Political fashion

Saba Imtiaz May 29, 2010

KARACHI: 'Fashions are a bourgeois pastime' is what the late Benazir Bhutto said to an interviewer in 1972, years before she entered politics. And as Bhutto's style evolved over the years, so did the wardrobes of politicians in Pakistan.

Decades after Benazir Bhutto’s statement, it is not an uncommon sight to find a female politician at one of the fabric markets or frequenting retail outlets, or to see male politicians changing their ties before every public appearance.

Whether it is Interior Minister Rehman Malik’s penchant for brightly coloured ties, Punjab Governor Salmaan Taseer’s Ray-Ban sunglasses, Punjab Chief Minister Shahbaz Sharif and Foreign Minister Shah Mahmood Qureshi’s suits or former Information Minister Sherry Rehman’s jewels, thanks to the hordes of photographers and cameramen following them around, we all know their wardrobes inside-out.

Malik’s ties, in particular, have been of much fascination to his fans and detractors alike. Come hail or sunshine, suicide attacks or Senate sessions, Malik’s ties often appear to be a reflection of the mood of the government. A bright green tie indicates a sense of patriotism and a red one, a sense of joy.

Now that the interior minister has joined the microblogging website Twitter, fans of his ties have had the chance to ask him about his collection personally.

One Twitter user had a request. “Please change your display picture to one with a green tie (baby pink acceptable too). Many people want this,” while another asked, “Can you please recommend the brand of your fabulous neck ties?”
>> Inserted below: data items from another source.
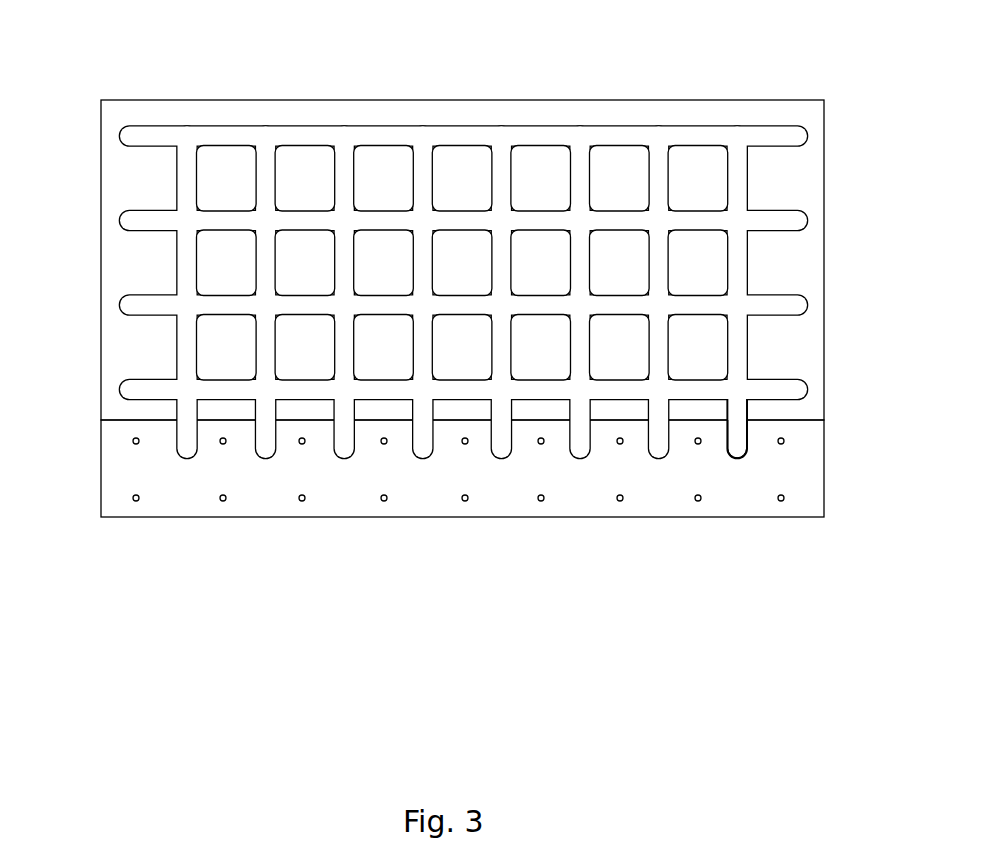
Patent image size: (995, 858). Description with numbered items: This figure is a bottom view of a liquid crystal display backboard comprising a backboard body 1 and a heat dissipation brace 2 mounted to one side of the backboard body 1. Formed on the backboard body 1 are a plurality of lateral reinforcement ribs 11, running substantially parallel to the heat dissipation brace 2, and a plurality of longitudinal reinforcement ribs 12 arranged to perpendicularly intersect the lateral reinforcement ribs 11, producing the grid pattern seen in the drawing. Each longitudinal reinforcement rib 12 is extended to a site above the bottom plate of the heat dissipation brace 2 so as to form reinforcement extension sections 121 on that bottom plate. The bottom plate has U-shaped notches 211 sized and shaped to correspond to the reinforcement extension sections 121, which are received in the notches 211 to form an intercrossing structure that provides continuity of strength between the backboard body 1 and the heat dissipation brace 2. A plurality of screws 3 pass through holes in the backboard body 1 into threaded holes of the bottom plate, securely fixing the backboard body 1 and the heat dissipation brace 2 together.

The backboard body 1 is at (122, 266).
The heat dissipation brace 2 is at (128, 479).
The screws 3 is at (303, 500).
The lateral reinforcement ribs 11 is at (381, 136).
The longitudinal reinforcement ribs 12 is at (735, 345).
The reinforcement extension sections 121 is at (735, 437).
The notches 211 is at (735, 457).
Malik responded, writing, “Thank you for appreciating my tie collection.” As of filing this report, he has not changed his display picture to one with a green - or a baby pink - tie.

Female politicians are no strangers to the plethora of high-end designers in Pakistan.

The Pakistan Muslim League (Q)’s Marvi Memon, who is a Member of the National Assembly, cites Sonya Battla as one of her favourite designers, while Sherry Rehman, who prefers to wear kurtas during the day, has been photographed in Rizwan Beyg outfits for more formal events. When Imran Khan joined politics, he swapped cricketing whites for white kurta shalwars.

Sharmila Farooqui, who is an adviser to the Sindh chief minister, attended Fashion Pakistan Week this April and is occasionally seen at fashion events.

Unfortunately, there is no barometer to judge whether the style statements of currentday politicians has influenced Pakistani men and women. But while local politicians have yet to become fashionistas in their own right, in the way that US First Lady Michelle Obama has, at least they are not sporting the lurid colours and ill-fitting clothes that dominated so many years of front-page stories.

Published in The Express Tribune, May 30, 2010.